Ce scrutin en Côte d’Ivoire peut-il avoir valeur d’exemple sur le continent africain ?

Laurent Gbagbo. La Côte d’Ivoire est la deuxième économie d’Afrique de l’Ouest, après le Nigeria. Il était temps de mettre en adéquation le fonctionnement de la démocratie politique avec ses performances économiques. C’est ce que nous sommes en train de faire. Pour comprendre les épreuves traversées par ce pays, il faut remonter à la grande crise qui a frappé les matières premières dès le début des années quatre-vingt. Là se trouve l’origine de toutes ces perturbations. En 1990, la digue du parti unique s’est rompue. En 1994, la dévaluation du franc CFA a durement frappé notre économie. Vinrent ensuite le coup d’État de 1999, puis le putsch avorté de 2002 qui s’est mué en rébellion. Aujourd’hui, nous sommes en train de sortir de ce cycle de crises. Le problème, ce n’est pas Gbagbo au pouvoir ! En réalité, nous avons assisté, pendant toute cette période, à l’écroulement, sous les effets de la crise économique, du modèle néocolonial qui prévalait sous le règne de Félix Houphouët-Boigny. C’est pourquoi nous parlons de «refondation».

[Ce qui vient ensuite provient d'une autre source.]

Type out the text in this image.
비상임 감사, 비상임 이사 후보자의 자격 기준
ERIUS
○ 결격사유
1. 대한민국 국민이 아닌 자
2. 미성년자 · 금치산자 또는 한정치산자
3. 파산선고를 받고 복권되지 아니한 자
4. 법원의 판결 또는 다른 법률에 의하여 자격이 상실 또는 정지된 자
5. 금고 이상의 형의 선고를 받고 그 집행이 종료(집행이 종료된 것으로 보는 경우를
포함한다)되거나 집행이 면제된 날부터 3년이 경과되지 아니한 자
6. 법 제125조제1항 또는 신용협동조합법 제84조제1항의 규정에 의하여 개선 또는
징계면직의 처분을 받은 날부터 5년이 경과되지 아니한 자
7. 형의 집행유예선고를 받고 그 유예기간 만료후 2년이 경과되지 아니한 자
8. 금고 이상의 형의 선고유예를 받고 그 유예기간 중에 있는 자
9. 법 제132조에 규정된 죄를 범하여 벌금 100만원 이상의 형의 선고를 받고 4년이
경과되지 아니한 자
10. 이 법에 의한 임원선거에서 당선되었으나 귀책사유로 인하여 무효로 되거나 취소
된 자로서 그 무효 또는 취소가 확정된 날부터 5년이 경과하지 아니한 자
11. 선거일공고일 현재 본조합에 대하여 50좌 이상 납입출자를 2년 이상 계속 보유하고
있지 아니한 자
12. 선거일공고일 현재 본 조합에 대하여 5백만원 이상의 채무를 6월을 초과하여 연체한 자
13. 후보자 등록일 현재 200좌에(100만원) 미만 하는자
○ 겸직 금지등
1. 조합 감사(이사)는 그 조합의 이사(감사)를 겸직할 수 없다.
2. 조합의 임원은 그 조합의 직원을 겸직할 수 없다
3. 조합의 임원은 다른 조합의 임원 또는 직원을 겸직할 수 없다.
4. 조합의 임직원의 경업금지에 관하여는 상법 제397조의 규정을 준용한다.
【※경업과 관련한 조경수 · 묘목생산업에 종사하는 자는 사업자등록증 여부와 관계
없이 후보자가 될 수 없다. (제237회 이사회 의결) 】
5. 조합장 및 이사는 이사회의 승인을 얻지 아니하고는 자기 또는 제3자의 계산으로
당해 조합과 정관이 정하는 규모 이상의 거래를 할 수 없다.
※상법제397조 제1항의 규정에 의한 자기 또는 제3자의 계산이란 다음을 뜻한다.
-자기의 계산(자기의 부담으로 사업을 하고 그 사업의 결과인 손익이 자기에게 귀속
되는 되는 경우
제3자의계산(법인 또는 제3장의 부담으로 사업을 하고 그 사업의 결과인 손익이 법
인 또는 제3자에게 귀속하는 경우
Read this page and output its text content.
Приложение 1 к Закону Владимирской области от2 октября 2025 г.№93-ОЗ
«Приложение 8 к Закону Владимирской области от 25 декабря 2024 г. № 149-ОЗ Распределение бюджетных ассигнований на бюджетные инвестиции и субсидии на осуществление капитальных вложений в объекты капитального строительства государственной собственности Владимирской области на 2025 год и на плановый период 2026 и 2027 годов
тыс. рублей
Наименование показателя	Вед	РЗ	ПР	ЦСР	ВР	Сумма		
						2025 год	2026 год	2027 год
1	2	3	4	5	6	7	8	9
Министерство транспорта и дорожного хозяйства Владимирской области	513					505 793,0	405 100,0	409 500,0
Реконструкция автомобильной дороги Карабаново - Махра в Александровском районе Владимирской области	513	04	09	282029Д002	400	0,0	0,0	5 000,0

Si vous étiez réélu, quels seraient vos gestes pour tourner définitivement la page de la crise militaire et pour réunifier le pays ?

La priorité absolue, c’est l’emploi des jeunes. Environ 4 millions de jeunes Ivoiriens sont au chômage ou vivotent grâce au secteur informel. Sans emploi véritable, ces jeunes peuvent devenir les proies de n’importe quel démagogue prêt à leur mettre des kalachnikovs et quelques billets entre les mains pour faire naître une rébellion. C’est ce qui s’est passé non seulement dans notre pays, mais aussi au Liberia, en Sierra Leone, au sud de la Guinée.

Selon vous, la crise ivoirienne n’a donc rien à voir avec des problèmes identitaires ?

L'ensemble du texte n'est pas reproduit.